In the Halloween Tarot, the woman is not holding swords in her arms... rather, there are a pair of bats hovering at each shoulder.  She has wings, like an angel or - it seems to me - like an angel statue. In any event, the wings speak to the qualities of air, the element of this suit.  Air involves all things mental - communication, ideas, debates, thoughts and beliefs.

The Two of Swords - or Bats - for me generally has to do with a decision being weighed objectively.  The woman has turned herself away from the emotional waters behind her, she's crossed her arms over her heart - both to protect it and perhaps to 'cross her heart' and be true in her decisionmaking.  She is blindfolded, perhaps to shut out irrelevent information....perhaps because she's missing information she needs to move beyond this point and decide, already.   Sometimes, this card represents an impasse, where no decision can be made as the options are two evenly weighted - something needs to change to tip the decision one way or another.

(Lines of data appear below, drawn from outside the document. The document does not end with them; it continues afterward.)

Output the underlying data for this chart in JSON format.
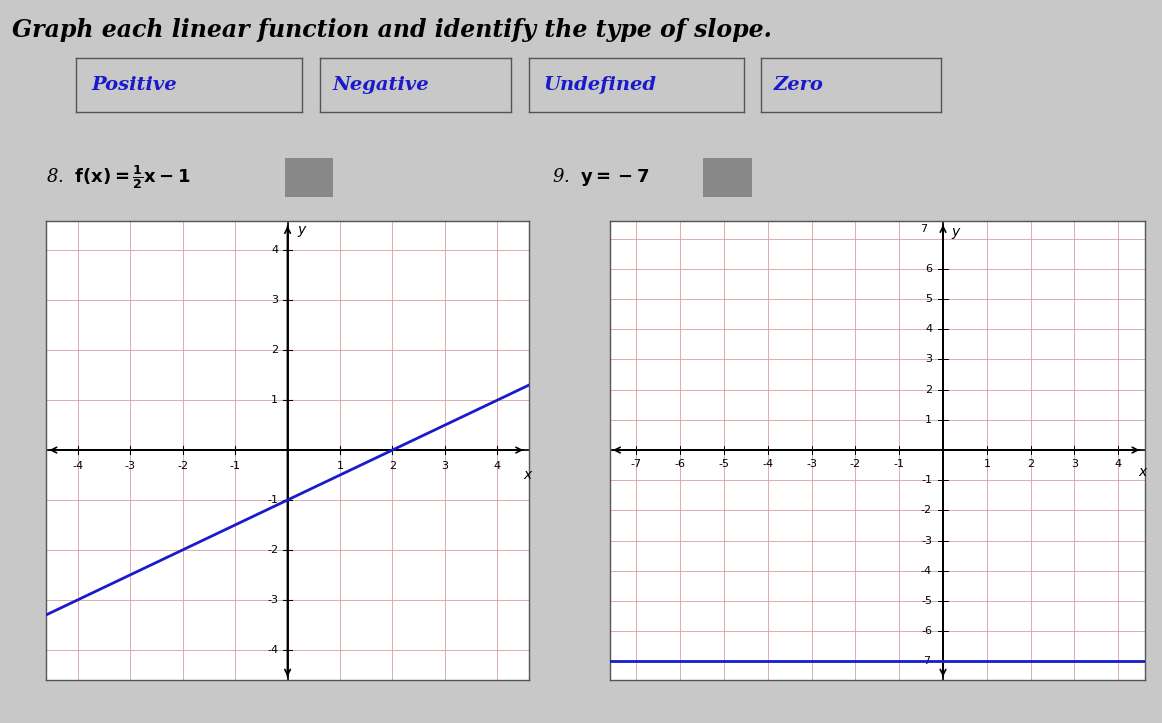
{
  "title": "Graph each linear function and identify the type of slope.",
  "slope_labels": [
    "Positive",
    "Negative",
    "Undefined",
    "Zero"
  ],
  "graph1": {
    "xlim": [
      -4.6,
      4.6
    ],
    "ylim": [
      -4.6,
      4.6
    ],
    "line_slope": 0.5,
    "line_intercept": -1
  },
  "graph2": {
    "xlim": [
      -7.6,
      4.6
    ],
    "ylim": [
      -7.6,
      7.6
    ],
    "y_value": -7
  },
  "bg_color": "#c8c8c8",
  "grid_bg": "#ffffff",
  "grid_color": "#d4a0a0",
  "box_color": "#1a1acc",
  "answer_box_color": "#888888",
  "title_fontsize": 17,
  "label_fontsize": 13,
  "slope_fontsize": 14,
  "tick_fontsize": 8,
  "line_color": "#1a1acc"
}
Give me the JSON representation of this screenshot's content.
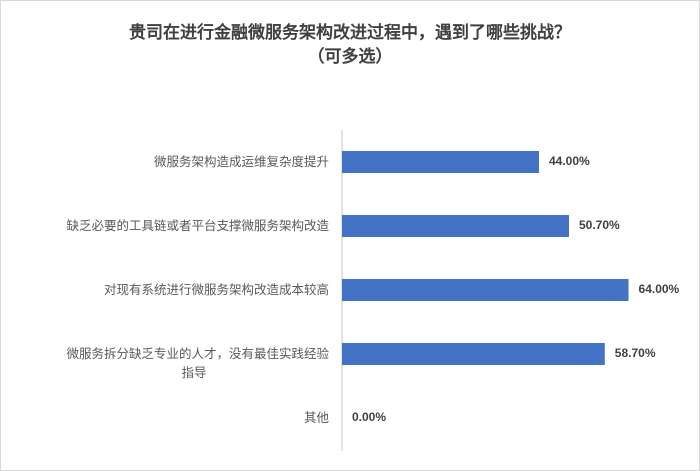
{
  "chart_data": {
    "type": "bar",
    "orientation": "horizontal",
    "title": "贵司在进行金融微服务架构改进过程中，遇到了哪些挑战？",
    "subtitle": "（可多选）",
    "categories": [
      "微服务架构造成运维复杂度提升",
      "缺乏必要的工具链或者平台支撑微服务架构改造",
      "对现有系统进行微服务架构改造成本较高",
      "微服务拆分缺乏专业的人才，没有最佳实践经验指导",
      "其他"
    ],
    "category_lines": [
      [
        "微服务架构造成运维复杂度提升"
      ],
      [
        "缺乏必要的工具链或者平台支撑微服务架构改造"
      ],
      [
        "对现有系统进行微服务架构改造成本较高"
      ],
      [
        "微服务拆分缺乏专业的人才，没有最佳实践经验",
        "指导"
      ],
      [
        "其他"
      ]
    ],
    "values": [
      44.0,
      50.7,
      64.0,
      58.7,
      0.0
    ],
    "data_labels": [
      "44.00%",
      "50.70%",
      "64.00%",
      "58.70%",
      "0.00%"
    ],
    "unit": "%",
    "xlim": [
      0,
      100
    ],
    "grid": false,
    "legend": "none",
    "bar_color": "#4472C4"
  }
}
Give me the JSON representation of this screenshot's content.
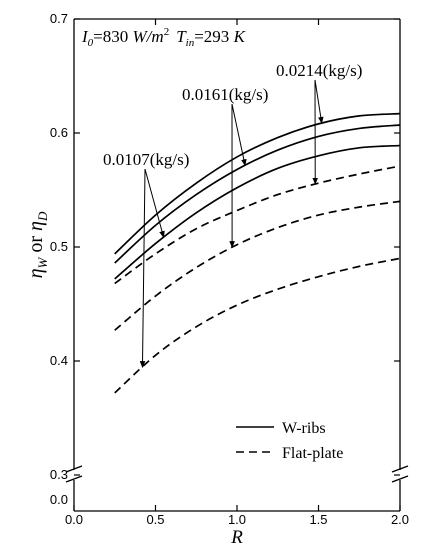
{
  "chart_data": {
    "type": "line",
    "annotation": {
      "i0_symbol": "I",
      "i0_sub": "0",
      "i0_value": "=830 ",
      "i0_unit": "W/m",
      "i0_unit_sup": "2",
      "tin_symbol": "T",
      "tin_sub": "in",
      "tin_value": "=293 ",
      "tin_unit": "K"
    },
    "xlabel": "R",
    "ylabel": {
      "a": "η",
      "a_sub": "W",
      "mid": " or ",
      "b": "η",
      "b_sub": "D"
    },
    "xlim": [
      0.0,
      2.0
    ],
    "ylim": [
      0.3,
      0.7
    ],
    "x_ticks": [
      "0.0",
      "0.5",
      "1.0",
      "1.5",
      "2.0"
    ],
    "y_ticks": [
      "0.3",
      "0.4",
      "0.5",
      "0.6",
      "0.7"
    ],
    "y_break_tick": "0.0",
    "legend": {
      "placement": "bottom-right",
      "entries": [
        {
          "label": "W-ribs",
          "style": "solid"
        },
        {
          "label": "Flat-plate",
          "style": "dashed"
        }
      ]
    },
    "flow_labels": [
      {
        "text": "0.0107(kg/s)",
        "target": 0.0107
      },
      {
        "text": "0.0161(kg/s)",
        "target": 0.0161
      },
      {
        "text": "0.0214(kg/s)",
        "target": 0.0214
      }
    ],
    "x": [
      0.25,
      0.5,
      0.75,
      1.0,
      1.25,
      1.5,
      1.75,
      2.0
    ],
    "series": [
      {
        "key": "w-0.0107",
        "group": "W-ribs",
        "flow": 0.0107,
        "style": "solid",
        "values": [
          0.472,
          0.503,
          0.53,
          0.552,
          0.569,
          0.58,
          0.587,
          0.589
        ]
      },
      {
        "key": "w-0.0161",
        "group": "W-ribs",
        "flow": 0.0161,
        "style": "solid",
        "values": [
          0.486,
          0.519,
          0.546,
          0.568,
          0.585,
          0.597,
          0.604,
          0.607
        ]
      },
      {
        "key": "w-0.0214",
        "group": "W-ribs",
        "flow": 0.0214,
        "style": "solid",
        "values": [
          0.494,
          0.528,
          0.556,
          0.579,
          0.596,
          0.608,
          0.615,
          0.617
        ]
      },
      {
        "key": "fp-0.0214",
        "group": "Flat-plate",
        "flow": 0.0214,
        "style": "dashed",
        "values": [
          0.468,
          0.494,
          0.516,
          0.532,
          0.546,
          0.556,
          0.564,
          0.571
        ]
      },
      {
        "key": "fp-0.0161",
        "group": "Flat-plate",
        "flow": 0.0161,
        "style": "dashed",
        "values": [
          0.427,
          0.457,
          0.482,
          0.502,
          0.517,
          0.528,
          0.535,
          0.54
        ]
      },
      {
        "key": "fp-0.0107",
        "group": "Flat-plate",
        "flow": 0.0107,
        "style": "dashed",
        "values": [
          0.372,
          0.405,
          0.43,
          0.449,
          0.463,
          0.474,
          0.483,
          0.49
        ]
      }
    ]
  }
}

The last card I'm going to draw will be a Court Card. In Tarot, these are cards that have to do with people, types of people, personalities and traits.

The card I've drawn is the Page of Ghosts (Cups):

There are again a lot of similaries here - in both cases, the page is a young man holding up a cup that has a fish inside that appears to be having a conversation with the boy.  The biggest differences I see are the dress - although they each are 'dressed up'... the Page of Ghosts is dressed AS a Ghost, getting right inside his element.. the Page of Cups is in a foppish outfit all pink and blue and very pretty rather than practical.   They are each standing in front of a rolling body of water, althrough the time of day is different - daylight for the Page of Cups, night at the full moon for the Page of Ghosts.

One additions (other than the cat and ghost) I see in the Page of Ghosts is the sealed envelope on the ground.  It highlights, I think, one of the qualities of the Page of Cups - he is all about romance and romantic messages.
That's what pages do - they are the carriers of messages regarding their element.  The watery element can be very fanciful, imaginative and yes, romantic.   This Page lives comfortably in the world of fantasy - talking to a fish, for goodness sake!

I tend to always see Pages as younger in spirit if not by age, immature and still learning about their element - this page is not a 'player' but an innocent... he isn't always all that tuned into the reality of a situation, so he can get his (or her) heart broken, and break a few hearts too, though never intentionally.

That person you know that falls in love - really, truly, madly, deeply - to a new person every few weeks?  Who has planned out their wedding to the smallest detail (which definitely includes doves doing aerial ballet on demand, and swans wandering the grounds decoratively) but hasn't yet chosen a partner or given a moment's thought to what happens after... that's a Page of Cups.

The Page of Ghosts shows the 'let's play dress up' quality of this type of person.  I have a soft spot for the Page's simple innocence and ability to dive into their own imagination.  Sure, there are some things still needing to be learned, but that sense of fun and possiblity is something these type of people should always strive to hold onto.

So... that's my look at the Halloween Tarot.  Do you use this deck? How do you like it?